Large numbers of policies in Jamf Pro can often become messy and lead to confusion, especially if you have multiple Jamf Pro administrators at the wheel. For this reason we strongly recommend using the Jamf Pro categories feature, as well as deciding (and sticking to) a naming convention for your policies. 

This is true of all Jamf Pro policies but, specifically for AUfJ policies, we suggest something like:

  • Auto-Update Ongoing category
    • To store any policies that are set to run automatically and related to AUfJ. 
  • Auto-Update Self Service category
    • To store any policies that are set to run via Self Service only and related to AUfJ.
  • Auto-Update – [title name] for policy names
    • Using the above (or similar) naming convention for your AUfJ policies, to make it obvious what each policy does just from the title.

Workflows and recommendations

With the general recommendations provided, let us dig into the three scenarios you are likely to have with AUfJ.

Scenario 1: automatically deploy and patch a title for a group or list of devices

Imagine you have a specific title, for example Google Chrome, that you wish to be installed automatically on a group of devices and kept up to date. 

For this, we suggest using a single policy, scoped to the group (or list) of devices you wish to apply things to. We recommend a frequency of Once every week, and a trigger of Recurring check-in as per the above general recommendations.

Automatic deployment and patching policy example

Scenario 2: you wish to make a title available via Self Service, but also ensure it is patched

You have a specific title, for example Mozilla’s Firefox, that you wish to provide via Self Service to your users – but once installed you need it kept up to date.

For this, we suggest using two policies and a smart group:

  • The smart group should pick up the devices that have Firefox installed. 
  • The Self Service policy should be configured to target the group (or list) of devices you wish to offer the title to via Self Service, and be configured without a trigger (other then Self Service). We suggest a frequency of Ongoing.
  • The last policy will be what is used to patch the installation; we suggest using the same policy as outlined in scenario one above but, instead of targeting devices, you would target the smart group created above.
Smart Group example
Self Service policy example – General
Self Service policy example – Scope
Patching policy example – General
Patching policy example – Scope

Tip: if you want a software title to be in Self Service for some devices, and automatically installed for others, you can combine the patching policy for the Self Service devices and the policy from scenario one to cover both areas.

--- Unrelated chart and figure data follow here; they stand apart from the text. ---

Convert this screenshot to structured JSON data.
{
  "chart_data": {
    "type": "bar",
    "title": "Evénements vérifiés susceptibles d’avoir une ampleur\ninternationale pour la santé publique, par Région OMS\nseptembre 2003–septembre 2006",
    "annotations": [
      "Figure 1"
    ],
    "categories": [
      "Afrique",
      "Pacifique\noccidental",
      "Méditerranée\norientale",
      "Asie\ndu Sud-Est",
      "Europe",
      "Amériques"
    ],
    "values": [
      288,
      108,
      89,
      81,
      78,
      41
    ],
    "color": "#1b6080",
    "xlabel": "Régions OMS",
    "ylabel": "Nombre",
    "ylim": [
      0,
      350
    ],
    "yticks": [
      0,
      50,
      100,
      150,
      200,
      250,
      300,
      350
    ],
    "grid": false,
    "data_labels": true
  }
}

Combined patching and automatic deployment policy example – General
Combined patching and automatic deployment policy example – Scope

Scenario 3: you wish to only patch the title if found, not to offer it in Self Service or automatic installation

This one is a little unusual but might be something you see. If you do not wish to offer a title via Self Service, nor do you wish for it to be installed automatically – but a user has it installed, then you need to patch it.

For this one, we recommend a smart group and a patching policy as per scenario two:

  • The smart group should pick up the devices that have Firefox installed. 
  • The last policy will target the smart group created above.
Patching only policy example – General
Patching only policy example – Scope

Summary

We have covered some general recommendations, as well as three specific scenarios and the workflows we would suggest to achieve them. These workflows will work with AUfJ and should work for your own jamJAR solution (depending on how you have it configured). 

However you go about it, please keep your devices patched and protected.